In 2018, Impactivo received a Small Business Innovation Research (SBIR) Phase I award from the National Science Foundation (NSF) to work on strategies to significantly reduce primary care physician shortages and improve the quality of care for low-income patients in the United States. After successfully completing Phase I, Impactivo was awarded a Phase II NSF SBIR grant in May 2020 which will support the further development of the project.
The objectives of the SBIR Phase II grant are the following:
- Establish the feasibility of interfacing SMART PCMH with at least two different EHR software solutions in a production environment.

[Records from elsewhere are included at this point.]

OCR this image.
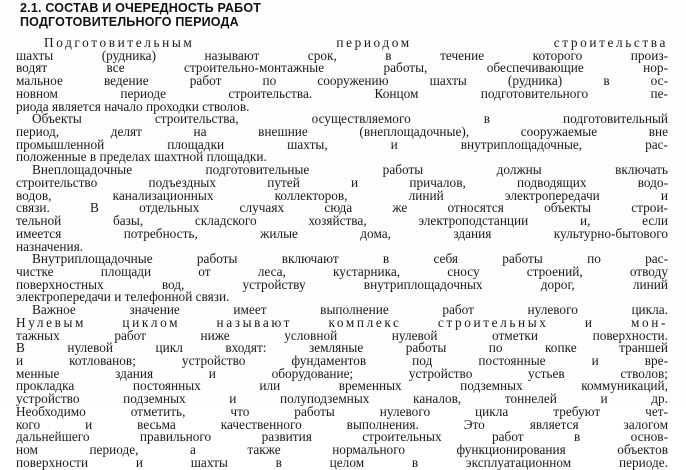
2.1. СОСТАВ И ОЧЕРЕДНОСТЬ РАБОТ
ПОДГОТОВИТЕЛЬНОГО ПЕРИОДА
Подготовительным периодом строительства
шахты (рудника) называют срок, в течение которого произ-
водят все строительно-монтажные работы, обеспечивающие нор-
мальное ведение работ по сооружению шахты (рудника) в ос-
новном периоде строительства. Концом подготовительного пе-
риода является начало проходки стволов.
Объекты строительства, осуществляемого в подготовительный
период, делят на внешние (внеплощадочные), сооружаемые вне
промышленной площадки шахты, и внутриплощадочные, рас-
положенные в пределах шахтной площадки.
Внеплощадочные подготовительные работы должны включать
строительство подъездных путей и причалов, подводящих водо-
водов, канализационных коллекторов, линий электропередачи и
связи. В отдельных случаях сюда же относятся объекты строи-
тельной базы, складского хозяйства, электроподстанции и, если
имеется потребность, жилые дома, здания культурно-бытового
назначения.
Внутриплощадочные работы включают в себя работы по рас-
чистке площади от леса, кустарника, сносу строений, отводу
поверхностных вод, устройству внутриплощадочных дорог, линий
электропередачи и телефонной связи.
Важное значение имеет выполнение работ нулевого цикла.
Нулевым циклом называют комплекс строительных и мон-
тажных работ ниже условной нулевой отметки поверхности.
В нулевой цикл входят: земляные работы по копке траншей
и котлованов; устройство фундаментов под постоянные и вре-
менные здания и оборудование; устройство устьев стволов;
прокладка постоянных или временных подземных коммуникаций,
устройство подземных и полуподземных каналов, тоннелей и др.
Необходимо отметить, что работы нулевого цикла требуют чет-
кого и весьма качественного выполнения. Это является залогом
дальнейшего правильного развития строительных работ в основ-
ном периоде, а также нормального функционирования объектов
поверхности и шахты в целом в эксплуатационном периоде.
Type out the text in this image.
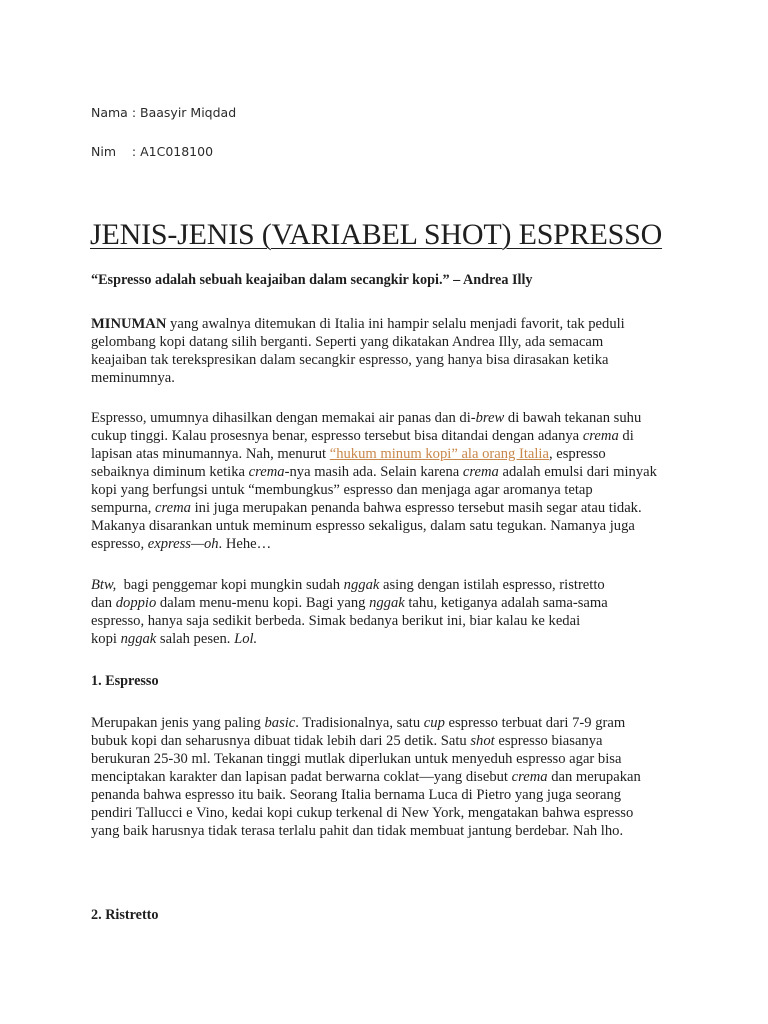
Nama : Baasyir Miqdad
Nim    : A1C018100
JENIS-JENIS (VARIABEL SHOT) ESPRESSO
“Espresso adalah sebuah keajaiban dalam secangkir kopi.” – Andrea Illy

MINUMAN yang awalnya ditemukan di Italia ini hampir selalu menjadi favorit, tak peduli

gelombang kopi datang silih berganti. Seperti yang dikatakan Andrea Illy, ada semacam

keajaiban tak terekspresikan dalam secangkir espresso, yang hanya bisa dirasakan ketika

meminumnya.

Espresso, umumnya dihasilkan dengan memakai air panas dan di-brew di bawah tekanan suhu

cukup tinggi. Kalau prosesnya benar, espresso tersebut bisa ditandai dengan adanya crema di

lapisan atas minumannya. Nah, menurut “hukum minum kopi” ala orang Italia, espresso

sebaiknya diminum ketika crema-nya masih ada. Selain karena crema adalah emulsi dari minyak

kopi yang berfungsi untuk “membungkus” espresso dan menjaga agar aromanya tetap

sempurna, crema ini juga merupakan penanda bahwa espresso tersebut masih segar atau tidak.

Makanya disarankan untuk meminum espresso sekaligus, dalam satu tegukan. Namanya juga

espresso, express—oh. Hehe…

Btw,  bagi penggemar kopi mungkin sudah nggak asing dengan istilah espresso, ristretto

dan doppio dalam menu-menu kopi. Bagi yang nggak tahu, ketiganya adalah sama-sama

espresso, hanya saja sedikit berbeda. Simak bedanya berikut ini, biar kalau ke kedai

kopi nggak salah pesen. Lol.

1. Espresso

Merupakan jenis yang paling basic. Tradisionalnya, satu cup espresso terbuat dari 7-9 gram

bubuk kopi dan seharusnya dibuat tidak lebih dari 25 detik. Satu shot espresso biasanya

berukuran 25-30 ml. Tekanan tinggi mutlak diperlukan untuk menyeduh espresso agar bisa

menciptakan karakter dan lapisan padat berwarna coklat—yang disebut crema dan merupakan

penanda bahwa espresso itu baik. Seorang Italia bernama Luca di Pietro yang juga seorang

pendiri Tallucci e Vino, kedai kopi cukup terkenal di New York, mengatakan bahwa espresso

yang baik harusnya tidak terasa terlalu pahit dan tidak membuat jantung berdebar. Nah lho.

2. Ristretto
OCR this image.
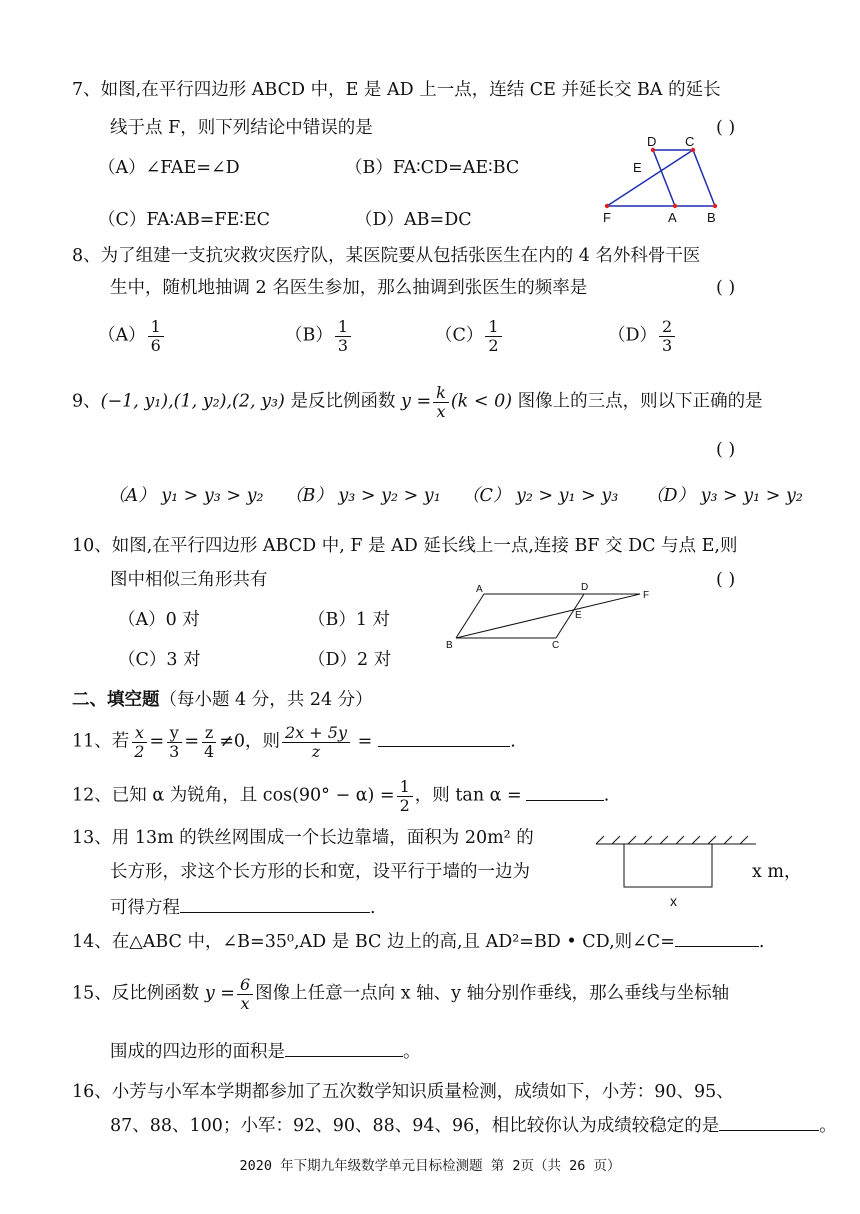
7、如图,在平行四边形 ABCD 中，E 是 AD 上一点，连结 CE 并延长交 BA 的延长
线于点 F，则下列结论中错误的是	( )
（A）∠FAE=∠D	（B）FA∶CD=AE∶BC
（C）FA∶AB=FE∶EC	（D）AB=DC
D C
E
F	A B
8、为了组建一支抗灾救灾医疗队，某医院要从包括张医生在内的 4 名外科骨干医
生中，随机地抽调 2 名医生参加，那么抽调到张医生的频率是	( )
$(A) \frac{1}{6}$	$(B) \frac{1}{3}$	$(C) \frac{1}{2}$	$(D) \frac{2}{3}$
9、(−1, y₁),(1, y₂),(2, y₃) 是反比例函数 $y = \frac{k}{x} (k < 0)$ 图像上的三点，则以下正确的是
( )
（A） y₁ > y₃ > y₂ （B） y₃ > y₂ > y₁ （C） y₂ > y₁ > y₃ （D） y₃ > y₁ > y₂
10、如图,在平行四边形 ABCD 中, F 是 AD 延长线上一点,连接 BF 交 DC 与点 E,则
图中相似三角形共有	( )
（A）0 对	（B）1 对
（C）3 对	（D）2 对
A	D
F
E
B	C
二、填空题（每小题 4 分，共 24 分）
11、若 $\frac{x}{2} = \frac{y}{3} = \frac{z}{4} \ne 0$，则 $\frac{2x + 5y}{z}$ =	.
12、已知 α 为锐角，且 $\cos(90^\circ - \alpha) = \frac{1}{2}$ ，则 tan α =	.
13、用 13m 的铁丝网围成一个长边靠墙，面积为 20m² 的
长方形，求这个长方形的长和宽，设平行于墙的一边为	x m，
可得方程	.	x
14、在△ABC 中，∠B=35⁰,AD 是 BC 边上的高,且 AD²=BD • CD,则∠C=	.
15、反比例函数 $y = \frac{6}{x}$ 图像上任意一点向 x 轴、y 轴分别作垂线，那么垂线与坐标轴
围成的四边形的面积是	。
16、小芳与小军本学期都参加了五次数学知识质量检测，成绩如下，小芳：90、95、
87、88、100；小军：92、90、88、94、96，相比较你认为成绩较稳定的是	。
2020 年下期九年级数学单元目标检测题 第 2页（共 26 页）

- Use machine learning (ML) and artificial intelligence (AI) to design a statistical relevance model for EHR and SDOH patient data to identify patients at risk of negative health outcomes
- Promote reliability in the clinical data used to assign patients to risk levels, make decisions with regards to patient workflows, measure care team effectiveness, and monitor patient outcomes
- Use ML and AI, including user preferences and patient outcomes, to refine patient workflow assignment system algorithms
- Develop a Learning Management System using a content recommendation algorithm to provide support to medical staff and patients with just-in-time training and information
Well-implemented patient-centered, team-based care has the potential to significantly reduce physician shortages and the burden of chronic disease, which disproportionately affects low-income communities. However, efforts to move and sustain FQHCs participation in this model have had limited success, with only 66% attaining patient-centered medical home (PCMH) recognition in 2016. Various public initiatives, including the Health Resources and Service Administration (HRSA) Quality Improvement Award and Medicare Access and CHIP Reauthorization Act (MACRA), are providing additional financial incentives to move primary care practices towards PCMH Recognition. Nevertheless, current approaches to practice transformation are cumbersome and difficult to sustain.
This project seeks to disrupt continued health professional education at FQHCs by assessing the feasibility of developing a tool that leverages electronic health record data to identify gaps in patient-centered, team-based care for patients and deploys asynchronous individualized e-Learning support to each member of the care team based on their needs and performance.